Westmoreland Davis lived a long and interesting life. He was born into a rich Virginia family that had most of its money investing in Virginia state bonds just before the Civil War. It seemed like a good safe investment. His father died and left his mother with those bonds and not much else. But Westmorland came back. He got a full-scholarship to VMI and then went to UVA and Columbia to study law, went into the law and made a fortune. After he made his fortune in the law, he decided to do something completely different and become a farmer.
Loudon County in those days was a backward, rural area with soil depleted by poor farming practices and tobacco. Most of the farmers still practiced farmed the way their grandfathers had but with less to work with. It was not an auspicious place to start, although I suppose no experience in farming might be a bit of an advantage when those with experience are doing things wrong.
There were other pluses. Westmorland was well-financed. He wanted his farm to make money, but it really didn’t need to. But his biggest advantage was his scientific mind. He scanned the world for best practices, tried them out in Virginia, improved them and then shared them with his neighbors.
Besides providing a good local example of what could work, his main vehicle to communicate was a magazine called “The Southern Planter.” In this, he discussed what he had learned and he never wrote about anything he had not understood or tried himself.
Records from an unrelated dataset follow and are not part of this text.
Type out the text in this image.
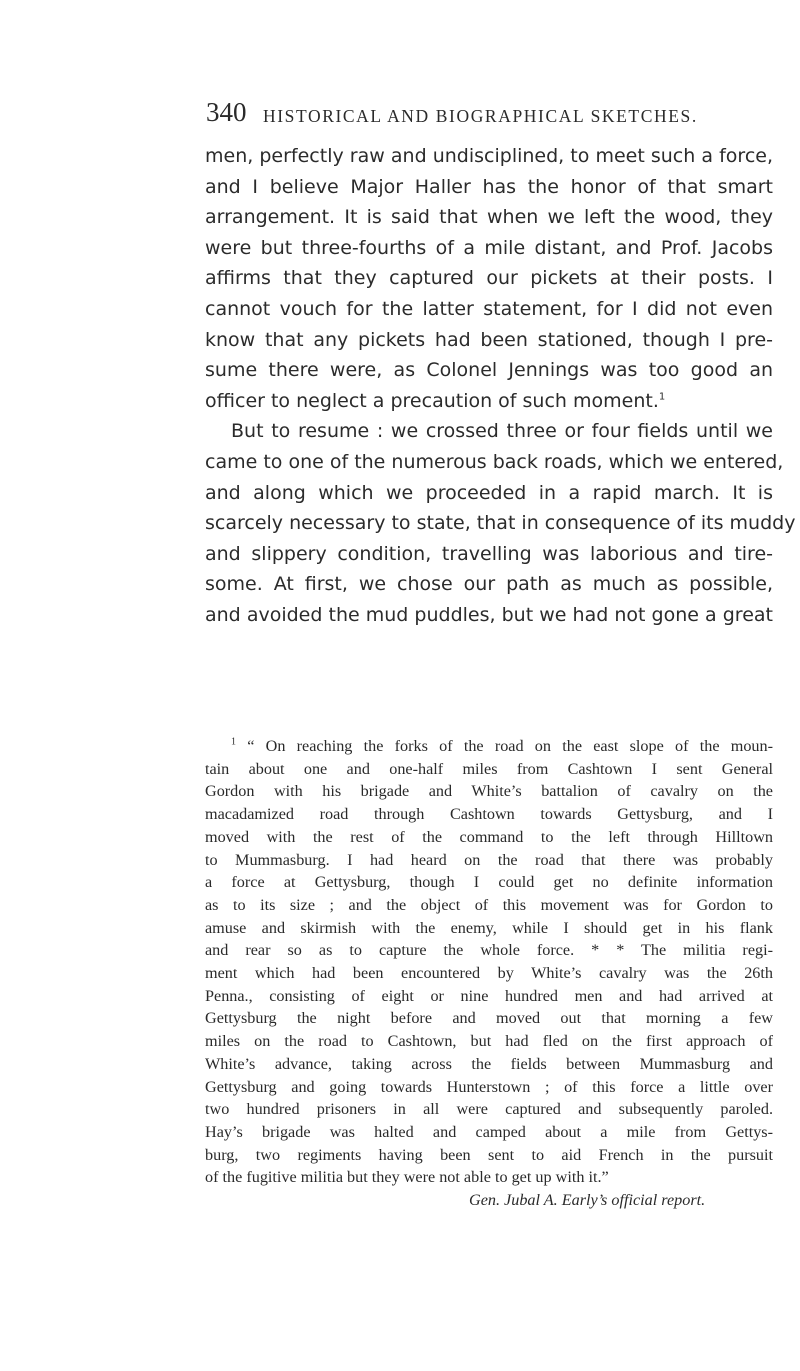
340 HISTORICAL AND BIOGRAPHICAL SKETCHES.
men, perfectly raw and undisciplined, to meet such a force,
and I believe Major Haller has the honor of that smart
arrangement. It is said that when we left the wood, they
were but three-fourths of a mile distant, and Prof. Jacobs
affirms that they captured our pickets at their posts. I
cannot vouch for the latter statement, for I did not even
know that any pickets had been stationed, though I pre-
sume there were, as Colonel Jennings was too good an
officer to neglect a precaution of such moment.$^1$
But to resume : we crossed three or four fields until we
came to one of the numerous back roads, which we entered,
and along which we proceeded in a rapid march. It is
scarcely necessary to state, that in consequence of its muddy
and slippery condition, travelling was laborious and tire-
some. At first, we chose our path as much as possible,
and avoided the mud puddles, but we had not gone a great
$^1$ “ On reaching the forks of the road on the east slope of the moun-
tain about one and one-half miles from Cashtown I sent General
Gordon with his brigade and White’s battalion of cavalry on the
macadamized road through Cashtown towards Gettysburg, and I
moved with the rest of the command to the left through Hilltown
to Mummasburg. I had heard on the road that there was probably
a force at Gettysburg, though I could get no definite information
as to its size ; and the object of this movement was for Gordon to
amuse and skirmish with the enemy, while I should get in his flank
and rear so as to capture the whole force. * * The militia regi-
ment which had been encountered by White’s cavalry was the 26th
Penna., consisting of eight or nine hundred men and had arrived at
Gettysburg the night before and moved out that morning a few
miles on the road to Cashtown, but had fled on the first approach of
White’s advance, taking across the fields between Mummasburg and
Gettysburg and going towards Hunterstown ; of this force a little over
two hundred prisoners in all were captured and subsequently paroled.
Hay’s brigade was halted and camped about a mile from Gettys-
burg, two regiments having been sent to aid French in the pursuit
of the fugitive militia but they were not able to get up with it.”
Gen. Jubal A. Early’s official report.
He brought in better quality animals, including Guernsey cows to improve Loudon dairy herds. Among his biggest contributions was more extensive liming of the soil. Liming to sweeten soil was understood, but imperfectly. Westmorland discovered that it took a lot more than most people thought, or could afford, so he also worked with suppliers and railroads to lower the costs.
Besides farming, Westmorland’s passion was fox hunting. He was the master of the hunt, which meant that his job was to get permission from local landowners to cross their land and offer compensation for any damage. This and his farming examples put him in touch with lots of people and he became locally famous and well-esteemed. Which helped in his next unusual career move; he ran for governor of Virginia. And he won. He came into office at an interesting time, in 1918 just as the U.S. was getting into the full swing of World War I. Of course, troops from Virginia were participating.
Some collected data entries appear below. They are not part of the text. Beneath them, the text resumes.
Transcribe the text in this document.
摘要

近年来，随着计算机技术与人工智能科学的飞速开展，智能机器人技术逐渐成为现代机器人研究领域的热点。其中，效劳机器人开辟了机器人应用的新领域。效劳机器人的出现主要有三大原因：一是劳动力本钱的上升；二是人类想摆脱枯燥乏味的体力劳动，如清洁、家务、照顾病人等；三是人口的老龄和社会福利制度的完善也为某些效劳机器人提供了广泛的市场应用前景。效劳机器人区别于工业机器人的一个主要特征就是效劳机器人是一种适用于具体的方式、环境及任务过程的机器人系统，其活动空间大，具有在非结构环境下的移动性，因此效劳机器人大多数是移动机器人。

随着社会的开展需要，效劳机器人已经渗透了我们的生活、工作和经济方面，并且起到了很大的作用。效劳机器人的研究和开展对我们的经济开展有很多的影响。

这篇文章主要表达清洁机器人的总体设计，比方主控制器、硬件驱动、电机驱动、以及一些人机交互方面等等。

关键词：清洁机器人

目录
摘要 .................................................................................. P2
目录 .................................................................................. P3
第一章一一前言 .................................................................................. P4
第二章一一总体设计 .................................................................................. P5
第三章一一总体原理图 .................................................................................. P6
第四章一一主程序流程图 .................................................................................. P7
Virginia governors, then as now, can serve only one four-year term. After his term, Westmorland ran unsuccessfully for Senate and then returned to his farming. He became one of America’s leading producers of turkeys.
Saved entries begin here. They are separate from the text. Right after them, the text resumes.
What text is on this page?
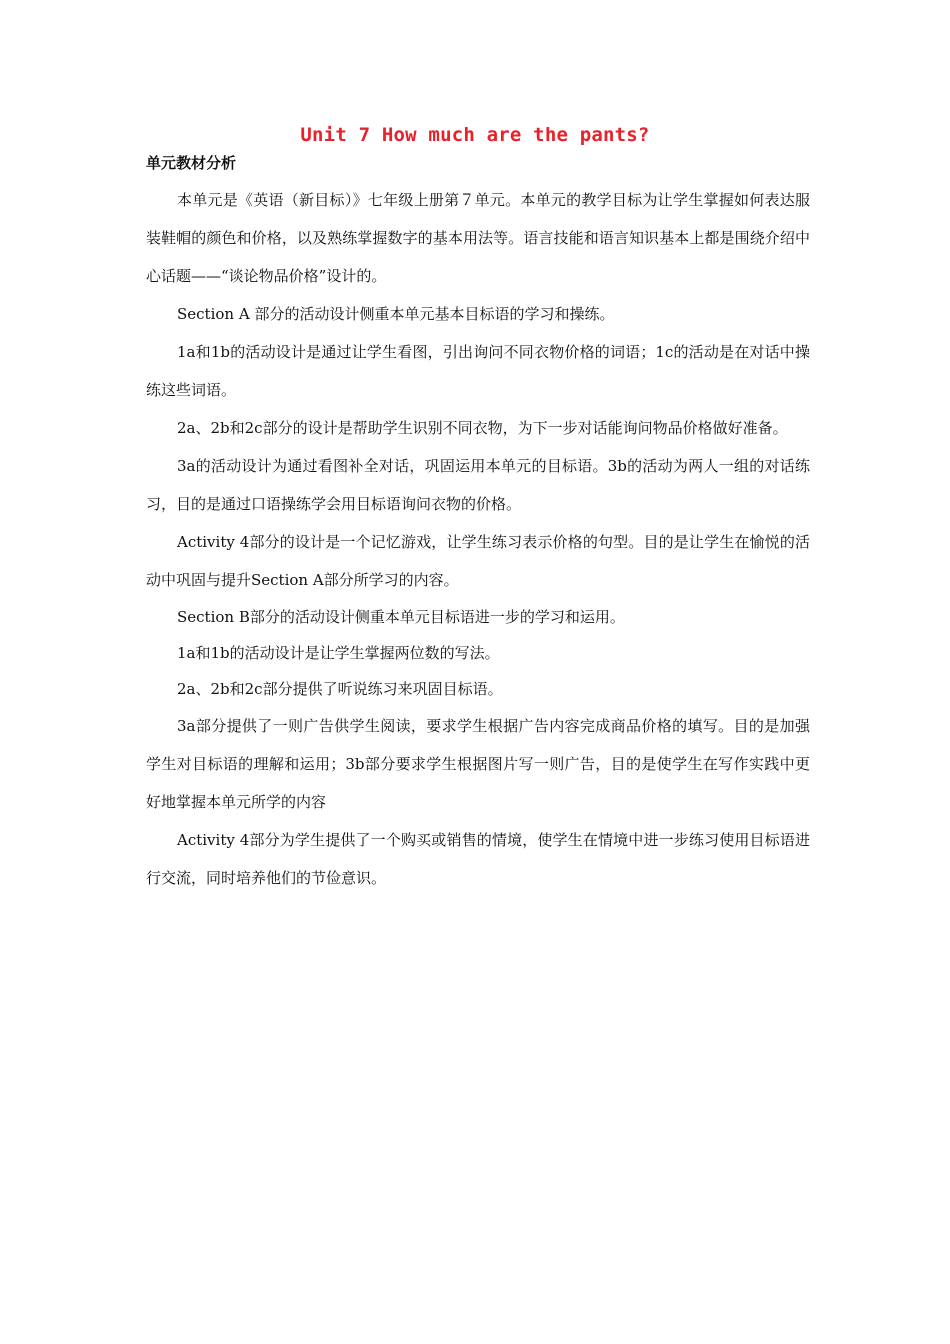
Unit 7 How much are the pants?
单元教材分析

本单元是《英语（新目标）》七年级上册第７单元。本单元的教学目标为让学生掌握如何表达服装鞋帽的颜色和价格，以及熟练掌握数字的基本用法等。语言技能和语言知识基本上都是围绕介绍中心话题——“谈论物品价格”设计的。

Section A 部分的活动设计侧重本单元基本目标语的学习和操练。

1a和1b的活动设计是通过让学生看图，引出询问不同衣物价格的词语；1c的活动是在对话中操练这些词语。

2a、2b和2c部分的设计是帮助学生识别不同衣物，为下一步对话能询问物品价格做好准备。

3a的活动设计为通过看图补全对话，巩固运用本单元的目标语。3b的活动为两人一组的对话练习，目的是通过口语操练学会用目标语询问衣物的价格。

Activity 4部分的设计是一个记忆游戏，让学生练习表示价格的句型。目的是让学生在愉悦的活动中巩固与提升Section A部分所学习的内容。

Section B部分的活动设计侧重本单元目标语进一步的学习和运用。

1a和1b的活动设计是让学生掌握两位数的写法。

2a、2b和2c部分提供了听说练习来巩固目标语。

3a部分提供了一则广告供学生阅读，要求学生根据广告内容完成商品价格的填写。目的是加强学生对目标语的理解和运用；3b部分要求学生根据图片写一则广告，目的是使学生在写作实践中更好地掌握本单元所学的内容

Activity 4部分为学生提供了一个购买或销售的情境，使学生在情境中进一步练习使用目标语进行交流，同时培养他们的节俭意识。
I learned about this great man who I had never heard of before when I went with Alex to visit Morven Park, his home in Loudon County. As part of Alex’s classes on preservation, he has to visit various local historical sites in order to analyze how they are presented. My pictures show the outside of the Morven Mansion. Taking pictures inside was not allowed. Pity. Westmorland traveled the world and collected all sorts of things. The house is kind of a museum. It is very pleasant and bright. He had a whole wall of Flemish tapestries that were very nice, but you can imagine some of furniture in the collections on the set of the Adam’s family.